IPS humaines et cellules d’ES ne peut pas être cultivées sur culture de tissus classiques polystyrène (TCP) plats33,34 parce que ES humains et cellules iPS nécessitent une fixation spécifique aux SEGDA, tels que la vitronectine ou laminine pour maintenir leur pluripotence au cours de la culture à long terme. Par conséquent, plusieurs structures d’oligopeptide-greffés P-IA hydrogels présentant des caractéristiques de rigidité optimale ont été conçus et préparés dans les formations d’une seule chaîne, une chaîne unique avec un segment commun, une double chaîne avec un segment commun et un type ramifié 32de chaîne. Oligopeptide séquences ont été sélectionnés dans les domaines de liaison intégrine et glycosaminoglycanes d’ECMs.
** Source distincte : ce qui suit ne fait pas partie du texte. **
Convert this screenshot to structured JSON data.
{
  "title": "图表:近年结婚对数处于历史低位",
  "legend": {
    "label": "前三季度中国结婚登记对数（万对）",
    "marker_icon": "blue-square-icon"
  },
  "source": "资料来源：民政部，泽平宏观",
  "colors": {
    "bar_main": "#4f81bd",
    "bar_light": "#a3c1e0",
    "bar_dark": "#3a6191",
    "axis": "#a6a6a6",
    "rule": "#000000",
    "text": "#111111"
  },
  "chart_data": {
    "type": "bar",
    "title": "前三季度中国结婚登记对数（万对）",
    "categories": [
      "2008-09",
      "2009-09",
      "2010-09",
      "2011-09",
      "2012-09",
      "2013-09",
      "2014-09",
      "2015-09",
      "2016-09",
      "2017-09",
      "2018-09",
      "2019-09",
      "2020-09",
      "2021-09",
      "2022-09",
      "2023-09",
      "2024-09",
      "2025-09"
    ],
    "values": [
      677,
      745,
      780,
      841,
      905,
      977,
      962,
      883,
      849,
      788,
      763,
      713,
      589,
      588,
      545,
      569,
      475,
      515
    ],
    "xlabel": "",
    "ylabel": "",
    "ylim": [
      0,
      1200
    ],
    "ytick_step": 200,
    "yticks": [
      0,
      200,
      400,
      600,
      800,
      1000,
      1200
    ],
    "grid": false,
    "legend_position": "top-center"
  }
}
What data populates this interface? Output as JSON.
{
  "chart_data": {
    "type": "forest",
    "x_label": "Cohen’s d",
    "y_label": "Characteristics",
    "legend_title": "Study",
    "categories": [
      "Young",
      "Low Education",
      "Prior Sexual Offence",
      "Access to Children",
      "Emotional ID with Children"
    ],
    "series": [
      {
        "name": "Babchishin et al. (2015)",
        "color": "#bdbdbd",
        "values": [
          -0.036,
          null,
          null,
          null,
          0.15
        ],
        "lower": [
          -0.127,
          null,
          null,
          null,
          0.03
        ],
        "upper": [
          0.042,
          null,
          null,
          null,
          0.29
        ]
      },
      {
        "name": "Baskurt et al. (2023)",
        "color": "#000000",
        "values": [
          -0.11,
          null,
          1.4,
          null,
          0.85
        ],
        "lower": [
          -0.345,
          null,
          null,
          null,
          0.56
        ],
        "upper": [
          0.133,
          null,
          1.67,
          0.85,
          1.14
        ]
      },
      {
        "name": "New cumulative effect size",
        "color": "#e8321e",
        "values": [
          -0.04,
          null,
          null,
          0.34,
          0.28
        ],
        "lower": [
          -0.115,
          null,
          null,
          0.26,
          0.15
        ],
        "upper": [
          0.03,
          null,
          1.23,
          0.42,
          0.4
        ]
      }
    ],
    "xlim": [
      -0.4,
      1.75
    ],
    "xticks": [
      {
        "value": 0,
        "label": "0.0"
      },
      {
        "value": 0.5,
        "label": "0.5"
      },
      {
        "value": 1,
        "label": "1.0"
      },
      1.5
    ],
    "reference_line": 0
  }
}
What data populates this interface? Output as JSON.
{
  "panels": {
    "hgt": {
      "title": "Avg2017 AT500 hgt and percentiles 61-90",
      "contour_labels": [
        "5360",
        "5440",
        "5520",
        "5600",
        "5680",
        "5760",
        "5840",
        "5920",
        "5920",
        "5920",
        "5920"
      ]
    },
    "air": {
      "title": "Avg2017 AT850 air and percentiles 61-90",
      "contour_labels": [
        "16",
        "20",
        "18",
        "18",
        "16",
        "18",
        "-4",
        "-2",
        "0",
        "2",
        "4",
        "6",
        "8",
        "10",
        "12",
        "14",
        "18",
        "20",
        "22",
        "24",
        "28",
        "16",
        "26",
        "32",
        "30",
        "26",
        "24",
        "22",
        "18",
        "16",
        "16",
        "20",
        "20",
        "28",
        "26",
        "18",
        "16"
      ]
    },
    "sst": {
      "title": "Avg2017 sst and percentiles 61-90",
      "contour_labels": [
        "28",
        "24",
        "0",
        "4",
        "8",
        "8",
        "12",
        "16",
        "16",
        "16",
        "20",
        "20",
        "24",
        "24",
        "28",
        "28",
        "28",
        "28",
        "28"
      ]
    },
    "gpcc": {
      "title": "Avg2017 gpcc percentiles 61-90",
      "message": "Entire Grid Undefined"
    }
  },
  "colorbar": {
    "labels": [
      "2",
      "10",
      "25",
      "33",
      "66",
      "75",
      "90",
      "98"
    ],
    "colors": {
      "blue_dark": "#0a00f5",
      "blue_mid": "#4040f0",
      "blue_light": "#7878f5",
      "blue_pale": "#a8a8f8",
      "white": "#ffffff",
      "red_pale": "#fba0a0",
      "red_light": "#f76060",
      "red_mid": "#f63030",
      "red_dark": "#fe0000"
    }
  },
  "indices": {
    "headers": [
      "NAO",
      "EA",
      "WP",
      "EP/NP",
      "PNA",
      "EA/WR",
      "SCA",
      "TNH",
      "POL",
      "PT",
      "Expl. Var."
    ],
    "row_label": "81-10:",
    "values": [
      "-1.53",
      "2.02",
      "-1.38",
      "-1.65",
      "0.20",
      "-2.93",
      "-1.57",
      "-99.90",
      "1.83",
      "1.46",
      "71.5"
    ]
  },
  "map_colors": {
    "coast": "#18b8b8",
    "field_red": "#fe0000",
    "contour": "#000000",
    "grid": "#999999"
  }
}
Les hydrogels P-IA greffés avec les oligopeptides dérivés de vitronectine avec une double chaîne ou un segment commun, d’un indice de stockage à environ 25 kPa, prise en charge de la culture à long terme de ES humains et de cellules iPS pour plus de 12 passages sous xeno-libre et chimique 32de conditions définies. Le segment mixte et double chaîne de molécules d’adhérence cellulaire sur les hydrogels a facilité la prolifération et la pluripotence des humains ES et iPS cellules32. Ici, un protocole pour la préparation des hydrogels P-IA (avec un module de stockage de 10 kPa à 30 kPa, ce qui a été mesurée dans des conditions humides dans l’air) greffées avec et sans les oligopeptides ou ECMs est décrite. Comment la culture et le passage de plusieurs cellules souches (y compris les cellules souches fluides amniotiques, adipeux dérivées de cellules souches, les cellules ES humaines et cellules iPS humaines) s’affiche.
P-IA-oligoECM et P-IA-ECM hydrogels avec raideur variable ont été développées pour l’expansion à long terme de ES humain et CSPi conservant leur pluripotence pour plus de dix passages dans des conditions sans xeno, ainsi que pour la culture de cellules humaines de l’AFS, cellules d’annonces, et les cellules souches hématopoïétiques25,28,32. P-IA hydrogels immobilisées avec oligoECM sont un excellent candidat pour …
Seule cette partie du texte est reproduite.